The notable differences from the proposal and implementation by Andrew, Daveed et al.:
- syntax: reflexpr(X) vs ^X
- the "unreflection" is more limited in the TS (no "universal" [: ... :] operator, there are the get_reflected_type, get_pointer and get_constant operations for the moment.
- There might be some differences in the metaobject concepts and operations.
It seems to me that, given the premises that
1. everyone agrees on a few basic primitives like ^ and whatever other basic interface this implementation requires,
2. we have a ReflectionTS that at some point was an agreed-upon reflection interface (even if not the most efficient/user-friendly),
3. Matus’s implementation of the Reflection TS is solid, and
4. the status and completion time for the official reflection features is very uncertain,
this would be a very useful placeholder reflection implementation, worthy of being upstreamed to clang, to allow users to experiment with reflection and give viable feedback to guide the efforts of Andrew et al.
The eventual official reflection implementation could simply wipe out the double-underscored language keywords and implement <experimental/reflect> in terms of the official language keywords.
The <experimental/reflection> header is already present and mostly conforming to the TS. It is not yet finished and debugged, but I try to make at least some small progress every day.
Perhaps we can all first discuss this a bit and clear up any confusions.
I wrote some notes on my motivation for this implementation below.
Then, Matus if you believe your implementation is indeed ready for prime time or nearly so, I think the next step would be to a) ask Andrew et al to weigh in on whether such a "placeholder implementation" would indeed help their efforts (and if not, why), b) cc Richard to get his thoughts on the viability of upstreaming this to clang.
Richard had a brief look at the implementation couple of weeks ago and said it is generally going in the right direction, but I think these things need to be finished before it can go for review:
- Currently the metaobjects are just reinterpreted pointers (which change between compiler executions even for the same TU), it will probably be necessary to turn them into something more stable.
- There are FIXMEs in name mangling, code-generation, AST serialization and tooling.
- Some metaobject operations mostly related to functions and lambdas are missing.
- Unit tests are missing (and will be necessary for ensuring conformance with the TS).
Background and motivation for the TS implementation:
People have expressed concerns that having a TMP based API will be slow and that we should not be basing it on TMP because it is as a metaprogramming paradigm working "only by accident". I understand and generally agree with these arguments.
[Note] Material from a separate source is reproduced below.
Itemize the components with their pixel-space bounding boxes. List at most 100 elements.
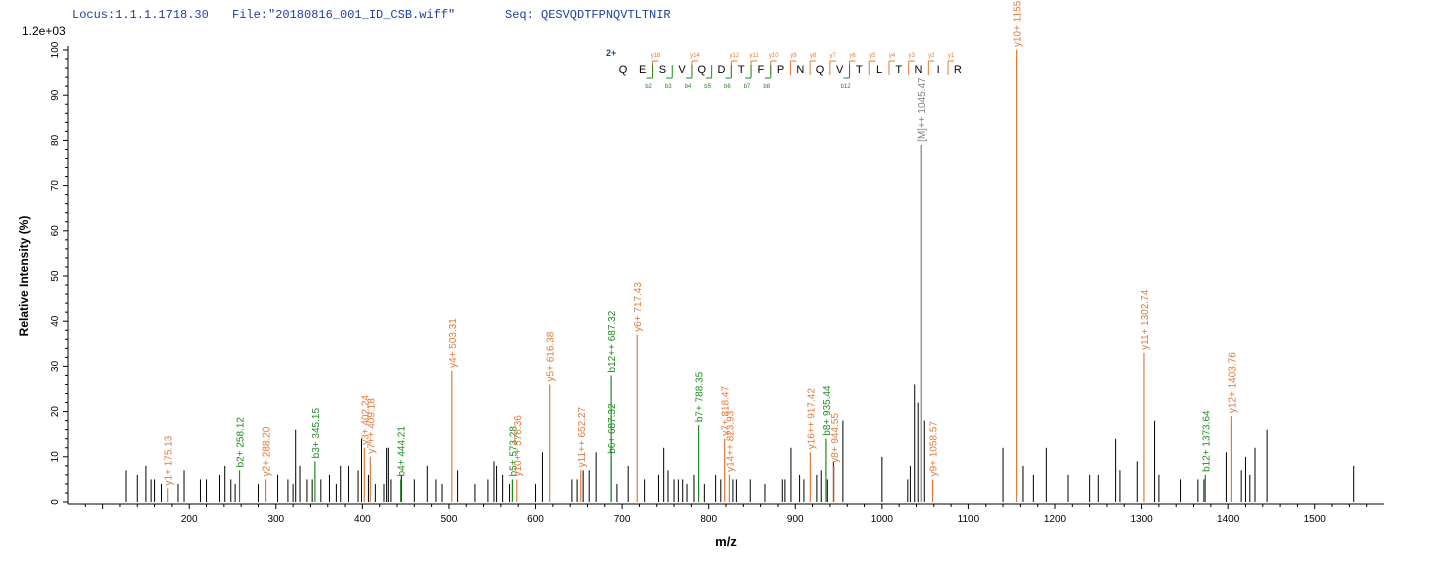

However, at this moment TMP simply is the most powerful metaprogramming paradigm that we have in C++ and we have ~20 years of experience with the good, the bad and the ugly in TMP and we understand it.
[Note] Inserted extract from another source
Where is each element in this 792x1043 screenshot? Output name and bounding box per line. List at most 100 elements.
This implementation gives people the opportunity to play with the reflection API in various use-cases, they can give feedback about which meta-information is missing and given a larger body of code it will be easier to spot the patterns and places where things get repetitive (because of the shortcomings of TMP) and would be a good target for some syntax-sugar language expressions (for example code splicing).
Being value-based it also provides an opportunity to write value-based consteval APIs around the builtins and determine what is missing in consteval.
Personally I'd say that we need at the very least the following two things to work in consteval in order to be able to replace TMP:
1) Consteval arguments (at least boolean/integer) to have the same "constantness" as NTTPs:
consteval auto foo(int i) {
return integral_constant<int, i>{};
}
2) Something like consteval std::conditional_t = the ability to switch consteval function return type based on value of (integral) argument.
Without these many useful things that are now trivial in TMP cannot be done in consteval metaprogramming libraries.